Each member, regardless of status or class, shall be assessed monthly dues, the amount to be established by the Board of Directors.

(a) Limited Members shall be waived from the payment of dues.
(b) An initiation fee shall be required of each new Full or Student Member, the amount to be established by the Board of Directors. The initiation fee is non-refundable.
(c) A deposit may be required of a member, the amount to be established by the Board of Directors. If a deposit is required of a member, the deposit shall be refundable, in accordance with the schedule below, upon termination according to the following conditions:
(i) All funds due CKFC by members are paid in full
(ii) A signed and dated formal resignation request is received by the Treasurer at least 30 days prior to the requested resignation date,
(iii) Termination occurs after a minimum of six months of active membership or,
(ix) Termination is due to member being transferred away from the area by his employer or,
(x) Termination is due to extenuating circumstances, in which case the Board of Directors may vote to refund the deposit.
(d) The amount of the refunded deposit shall be the lesser of (1) the amount deposited, or (2) the amount deposited less any negative member equity as reported by the Treasurer.
(e) The Board of Directors, at its discretion and subject to approval by a vote of members, may levy special assessments as are reasonable and necessary to meet the current operating expenses of CKFC. The due date of such payments shall be as prescribed by the Board of Directors.


ARTICLE X - COMMITTEES

In the event of an incident resulting in damage, destruction, or loss of CKFC aircraft, engine or equipment for which liability may be assessed under CKFC insurance carrier’s policy, the President shall appoint an Incident Investigation Committee of three Full Members, one of which shall be an Instructor. The Investigation Committee shall investigate and report its findings of fact and recommendations to the Board of Directors.



ARTICLE XI - AMENDMENTS

Section 1

These By-Laws may be adopted, amended, or repealed by a four-of-five vote of all Board of Directors, subject to the limitations of Section 2 of this Article.
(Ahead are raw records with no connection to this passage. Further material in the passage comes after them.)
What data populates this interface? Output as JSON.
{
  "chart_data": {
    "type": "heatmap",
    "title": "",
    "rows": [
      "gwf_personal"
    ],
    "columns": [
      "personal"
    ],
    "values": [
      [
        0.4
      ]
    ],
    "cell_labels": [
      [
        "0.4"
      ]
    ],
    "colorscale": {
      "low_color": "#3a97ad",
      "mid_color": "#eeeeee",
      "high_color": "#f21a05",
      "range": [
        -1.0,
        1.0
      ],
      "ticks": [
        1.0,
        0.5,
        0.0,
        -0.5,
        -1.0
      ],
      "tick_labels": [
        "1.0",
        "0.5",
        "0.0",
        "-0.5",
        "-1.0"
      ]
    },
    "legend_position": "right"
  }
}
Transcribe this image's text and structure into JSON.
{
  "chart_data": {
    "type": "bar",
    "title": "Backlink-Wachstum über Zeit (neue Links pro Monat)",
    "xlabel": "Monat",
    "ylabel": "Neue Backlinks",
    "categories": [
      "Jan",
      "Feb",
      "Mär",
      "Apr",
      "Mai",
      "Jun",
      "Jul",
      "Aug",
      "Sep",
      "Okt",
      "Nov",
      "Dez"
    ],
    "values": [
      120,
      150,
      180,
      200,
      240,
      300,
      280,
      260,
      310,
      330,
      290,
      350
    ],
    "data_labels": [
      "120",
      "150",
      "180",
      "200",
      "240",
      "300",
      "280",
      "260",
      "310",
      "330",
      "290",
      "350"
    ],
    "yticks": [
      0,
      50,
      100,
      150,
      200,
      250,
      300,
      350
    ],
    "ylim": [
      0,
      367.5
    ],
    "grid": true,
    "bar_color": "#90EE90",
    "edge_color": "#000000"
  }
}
By-Laws changed or adopted in accordance with this section shall be ratified by majority vote of members having voting rights present in person, or by proxy, at the next regular or special CKFC meeting.

Section 2

The Board of Directors shall not amend these By-Laws in conflict with the wishes of the voting members and may not take action to implement any contested By-Law change during the interval of such conflict.



ARTICLE XII - DISSOLUTION

Section 1

In the event the corporation shall dissolve, dissolution of CKFC shall be in accordance with Federal and State Laws and Regulations.

Section 2

In the event of dissolution, after all debts against the corporation are satisfied, each Full Member, in good standing, shall be entitled to an equal share in the corporate assets available for distribution.